A fake Cookie Monster needs a real lawyer after what New York City prosecutors say was an ugly incident in Times Square involving the 2-year-old son of a Bollywood star, an impromptu photo shoot and a court appearance.
Impersonator Osvaldo Quiroz-Lopez could use a real publicist, too. Local media are all over his crumbling Cookie - the New York Post front page screams "Crooky Monster;" the Daily News went with "Tough Cookie" - who was arraigned Monday on charges of reckless endangerment and endangering the welfare of a child.
The incident began when Sagar and Parmita Kurada and their son, Samay, headed to Toys R Us on Sunday for a bit of shopping. The area is a hotbed for puppet impersonators, with no actual connection to the store or Sesame Street, offering to pose for photos and hoping to collect tips.
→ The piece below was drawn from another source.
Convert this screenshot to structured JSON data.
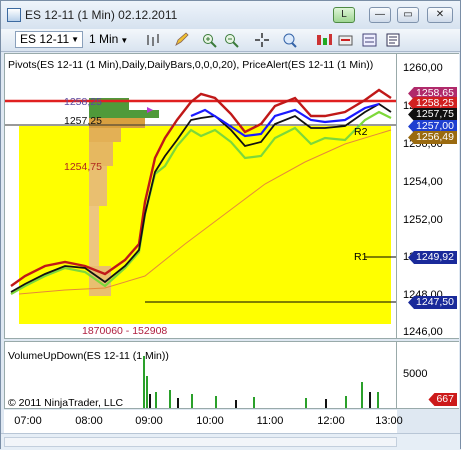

Parmita Kurada, whose stage name in India is Parmita Katkar, told the Post she was walking with Samay and her 8-month-old son, Swhaas, when they were swarmed by the impersonators.
"I just thought they were being friendly," she said. "It's strange. We weren't even talking to them. These guys walk up to you and say, 'Take a picture! Take a picture!' "
She told the Post she took photos of Samay with several characters, but the Cookie Monster character became verbally abusive and pushed Samay. Her husband, Sagar, called police who arrested Quiroz-Lopez.
He "was right next to me saying, 'Come on, come on! Give me the money!' " Kurada told the Daily News. "I was getting scared. I thought he was going to attack me or he was going to hit me."
The criminal complaint alleges that when Quiroz-Lopez demanded $2, but Kurada said she didn't have any cash. "You are a bitch, your son is a bastard and your stuff is trash," responded Quiroz-Lopez, 33, according to the court papers.
"She then observed the defendant place his hands on her son and push him, causing her son to lose his balance and nearly fall to the ground,'' the complaint says.
So much for little Samay's love affair with Sesame Street characters.
"All he keeps saying is, 'I don't like the Cookie Monster, I don't like the Cookie Monster,'" Kurada told the Post.
Quiroz-Lopez's boyfriend said Kurada's story can't be accurate.
"I've lived with him for seven years," the man , who didn't give his name, told the Post. "He's not that guy."
The Post notes that Times Square's costumed characters have become a "scourge."
"Everybody's concerned about this, and they're trying to find a thoughtful way to respond that respects free speech and addresses real concerns about public safety,'' said Tim Tompkins, president of the Times Square Alliance.